Overall, the close relationship between AF and stroke warrants models and mechanisms to stratify patients for risk of cardioembolic phenomena. CHA2DS2-VASc score seeks to explicate this stroke risk by identifying low-risk population and has been endorsed by American and European guidelines. However, recent studies have demonstrated several clinical, laboratory, imaging parameters, which may improve stroke prediction in AF patient’s, independent of CHA2DS2-VASc score. Addition of African-American ethnicity to CHA2DS2-VASc score also resulted in better stroke prediction.
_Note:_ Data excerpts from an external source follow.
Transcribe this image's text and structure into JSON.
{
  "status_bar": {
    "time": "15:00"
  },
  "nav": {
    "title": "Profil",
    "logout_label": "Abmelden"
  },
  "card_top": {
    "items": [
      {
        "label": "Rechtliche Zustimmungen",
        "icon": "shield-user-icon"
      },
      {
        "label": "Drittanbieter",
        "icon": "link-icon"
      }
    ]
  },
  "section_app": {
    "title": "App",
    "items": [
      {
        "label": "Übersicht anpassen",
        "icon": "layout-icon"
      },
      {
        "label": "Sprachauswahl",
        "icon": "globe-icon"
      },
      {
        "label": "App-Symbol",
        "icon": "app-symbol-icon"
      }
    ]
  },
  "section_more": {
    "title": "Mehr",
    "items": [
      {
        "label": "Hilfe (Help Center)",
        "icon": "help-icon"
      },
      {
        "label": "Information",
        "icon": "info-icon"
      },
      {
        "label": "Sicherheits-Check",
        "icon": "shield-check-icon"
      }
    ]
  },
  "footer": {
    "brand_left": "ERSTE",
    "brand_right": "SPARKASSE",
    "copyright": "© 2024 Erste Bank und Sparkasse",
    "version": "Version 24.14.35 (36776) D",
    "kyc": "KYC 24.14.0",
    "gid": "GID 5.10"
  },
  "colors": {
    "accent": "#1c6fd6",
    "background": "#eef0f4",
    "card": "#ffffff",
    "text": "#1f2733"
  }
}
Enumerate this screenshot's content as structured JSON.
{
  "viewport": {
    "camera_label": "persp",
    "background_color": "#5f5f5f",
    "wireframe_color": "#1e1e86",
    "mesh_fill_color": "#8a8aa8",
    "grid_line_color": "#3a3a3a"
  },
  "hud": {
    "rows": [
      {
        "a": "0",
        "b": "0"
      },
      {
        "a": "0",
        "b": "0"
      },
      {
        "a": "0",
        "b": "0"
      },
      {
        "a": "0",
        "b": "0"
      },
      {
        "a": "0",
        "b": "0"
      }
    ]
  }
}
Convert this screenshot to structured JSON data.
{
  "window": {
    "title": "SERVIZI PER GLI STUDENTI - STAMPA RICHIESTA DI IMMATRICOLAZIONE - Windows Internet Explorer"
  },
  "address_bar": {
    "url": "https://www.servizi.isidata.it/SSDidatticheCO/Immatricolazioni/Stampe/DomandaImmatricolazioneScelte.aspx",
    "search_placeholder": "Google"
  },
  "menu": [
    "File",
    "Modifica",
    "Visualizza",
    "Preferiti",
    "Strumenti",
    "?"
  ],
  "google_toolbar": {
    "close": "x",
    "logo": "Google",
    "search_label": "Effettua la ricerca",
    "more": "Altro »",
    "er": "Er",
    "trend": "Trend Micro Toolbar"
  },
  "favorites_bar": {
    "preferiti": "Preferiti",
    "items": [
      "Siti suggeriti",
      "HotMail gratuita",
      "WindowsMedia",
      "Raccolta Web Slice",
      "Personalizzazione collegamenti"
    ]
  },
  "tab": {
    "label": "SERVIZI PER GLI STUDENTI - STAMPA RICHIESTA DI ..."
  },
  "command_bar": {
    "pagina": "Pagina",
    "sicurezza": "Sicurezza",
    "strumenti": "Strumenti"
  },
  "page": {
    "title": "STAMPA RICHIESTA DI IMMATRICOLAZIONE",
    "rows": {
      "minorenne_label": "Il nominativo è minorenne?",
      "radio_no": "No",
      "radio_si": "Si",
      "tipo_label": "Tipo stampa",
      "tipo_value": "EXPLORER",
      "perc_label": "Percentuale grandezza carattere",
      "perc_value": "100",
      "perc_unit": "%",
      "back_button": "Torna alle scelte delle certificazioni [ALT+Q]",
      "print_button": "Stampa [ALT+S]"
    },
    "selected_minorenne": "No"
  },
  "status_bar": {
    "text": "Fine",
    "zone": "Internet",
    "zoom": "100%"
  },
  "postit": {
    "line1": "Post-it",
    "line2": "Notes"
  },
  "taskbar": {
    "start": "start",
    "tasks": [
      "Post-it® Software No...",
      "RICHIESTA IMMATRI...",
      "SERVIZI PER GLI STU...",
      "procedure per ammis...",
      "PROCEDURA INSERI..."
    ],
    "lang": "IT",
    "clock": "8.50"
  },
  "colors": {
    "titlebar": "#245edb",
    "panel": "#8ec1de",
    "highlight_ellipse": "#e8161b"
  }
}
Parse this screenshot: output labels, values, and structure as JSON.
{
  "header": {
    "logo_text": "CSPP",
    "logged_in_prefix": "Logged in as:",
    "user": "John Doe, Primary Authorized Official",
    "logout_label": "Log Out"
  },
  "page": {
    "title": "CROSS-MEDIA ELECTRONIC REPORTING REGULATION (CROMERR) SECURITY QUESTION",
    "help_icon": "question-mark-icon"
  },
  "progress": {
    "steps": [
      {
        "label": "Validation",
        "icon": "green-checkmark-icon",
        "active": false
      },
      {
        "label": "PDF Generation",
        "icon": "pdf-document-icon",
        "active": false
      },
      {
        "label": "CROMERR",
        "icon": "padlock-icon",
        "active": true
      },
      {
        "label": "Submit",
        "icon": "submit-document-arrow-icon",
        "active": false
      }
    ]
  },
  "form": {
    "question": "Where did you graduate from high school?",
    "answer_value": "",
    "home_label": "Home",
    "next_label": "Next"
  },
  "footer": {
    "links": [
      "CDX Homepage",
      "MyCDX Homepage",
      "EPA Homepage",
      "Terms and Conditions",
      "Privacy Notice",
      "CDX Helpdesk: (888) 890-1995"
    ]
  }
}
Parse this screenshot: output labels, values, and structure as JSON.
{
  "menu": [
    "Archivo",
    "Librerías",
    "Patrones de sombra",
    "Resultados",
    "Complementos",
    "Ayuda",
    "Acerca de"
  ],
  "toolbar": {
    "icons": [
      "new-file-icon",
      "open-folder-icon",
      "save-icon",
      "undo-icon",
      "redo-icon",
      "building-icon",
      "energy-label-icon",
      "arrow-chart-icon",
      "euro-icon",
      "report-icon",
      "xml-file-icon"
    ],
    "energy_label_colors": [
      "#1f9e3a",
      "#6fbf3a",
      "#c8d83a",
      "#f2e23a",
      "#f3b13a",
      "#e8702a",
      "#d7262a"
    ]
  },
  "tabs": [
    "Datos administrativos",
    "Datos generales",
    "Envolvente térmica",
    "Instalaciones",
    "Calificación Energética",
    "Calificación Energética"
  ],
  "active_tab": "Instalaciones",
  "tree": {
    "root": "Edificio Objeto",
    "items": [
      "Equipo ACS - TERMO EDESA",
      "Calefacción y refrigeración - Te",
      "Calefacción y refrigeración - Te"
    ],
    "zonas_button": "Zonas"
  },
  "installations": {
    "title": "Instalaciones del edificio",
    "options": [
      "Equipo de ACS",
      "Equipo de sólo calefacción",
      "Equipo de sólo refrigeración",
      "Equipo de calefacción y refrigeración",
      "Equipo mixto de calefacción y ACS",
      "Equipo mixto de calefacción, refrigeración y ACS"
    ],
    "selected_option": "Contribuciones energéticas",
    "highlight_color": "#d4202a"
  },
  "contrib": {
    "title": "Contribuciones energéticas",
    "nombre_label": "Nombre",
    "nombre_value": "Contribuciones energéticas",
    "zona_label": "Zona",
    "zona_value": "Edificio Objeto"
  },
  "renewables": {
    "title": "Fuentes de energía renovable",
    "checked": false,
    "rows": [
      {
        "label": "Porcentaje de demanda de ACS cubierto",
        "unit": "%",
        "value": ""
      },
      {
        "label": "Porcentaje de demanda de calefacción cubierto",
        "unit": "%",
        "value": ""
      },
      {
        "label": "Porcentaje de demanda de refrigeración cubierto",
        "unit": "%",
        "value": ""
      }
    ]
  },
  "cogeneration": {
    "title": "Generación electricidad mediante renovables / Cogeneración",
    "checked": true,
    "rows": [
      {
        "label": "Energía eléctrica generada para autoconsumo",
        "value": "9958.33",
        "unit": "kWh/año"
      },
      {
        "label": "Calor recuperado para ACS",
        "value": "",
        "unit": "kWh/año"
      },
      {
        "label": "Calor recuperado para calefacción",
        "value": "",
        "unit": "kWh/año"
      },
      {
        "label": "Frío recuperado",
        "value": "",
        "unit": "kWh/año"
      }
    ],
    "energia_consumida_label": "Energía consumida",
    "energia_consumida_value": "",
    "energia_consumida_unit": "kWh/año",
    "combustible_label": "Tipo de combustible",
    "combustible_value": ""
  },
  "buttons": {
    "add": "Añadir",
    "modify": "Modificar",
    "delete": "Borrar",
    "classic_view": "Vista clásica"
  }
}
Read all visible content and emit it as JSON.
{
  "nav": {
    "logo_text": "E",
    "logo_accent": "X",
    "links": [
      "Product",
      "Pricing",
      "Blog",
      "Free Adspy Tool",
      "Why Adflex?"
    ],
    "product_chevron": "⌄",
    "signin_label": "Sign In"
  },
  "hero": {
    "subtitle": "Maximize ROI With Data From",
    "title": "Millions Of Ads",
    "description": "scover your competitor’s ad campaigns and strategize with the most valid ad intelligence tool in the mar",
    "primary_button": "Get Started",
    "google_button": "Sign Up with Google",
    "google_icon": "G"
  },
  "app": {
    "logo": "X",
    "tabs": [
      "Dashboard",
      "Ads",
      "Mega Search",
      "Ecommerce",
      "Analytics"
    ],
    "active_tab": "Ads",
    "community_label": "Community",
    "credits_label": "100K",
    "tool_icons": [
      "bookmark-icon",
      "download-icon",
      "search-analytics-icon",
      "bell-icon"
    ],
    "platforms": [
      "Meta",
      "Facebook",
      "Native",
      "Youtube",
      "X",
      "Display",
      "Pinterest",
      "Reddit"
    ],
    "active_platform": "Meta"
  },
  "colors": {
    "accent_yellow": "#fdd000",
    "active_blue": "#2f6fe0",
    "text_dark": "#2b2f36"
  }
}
In order to have a widespread acceptance and use in clinical practice, it is important for the novel stroke prediction models to be user friendly and easy to calculate. The potential for computer-generated risk models using artificial intelligence is very promising for the future. Ultimately, stroke risk in atrial fibrillation extends far beyond the CHA2DS2-VASc score, with much left to learn and refine on the topic.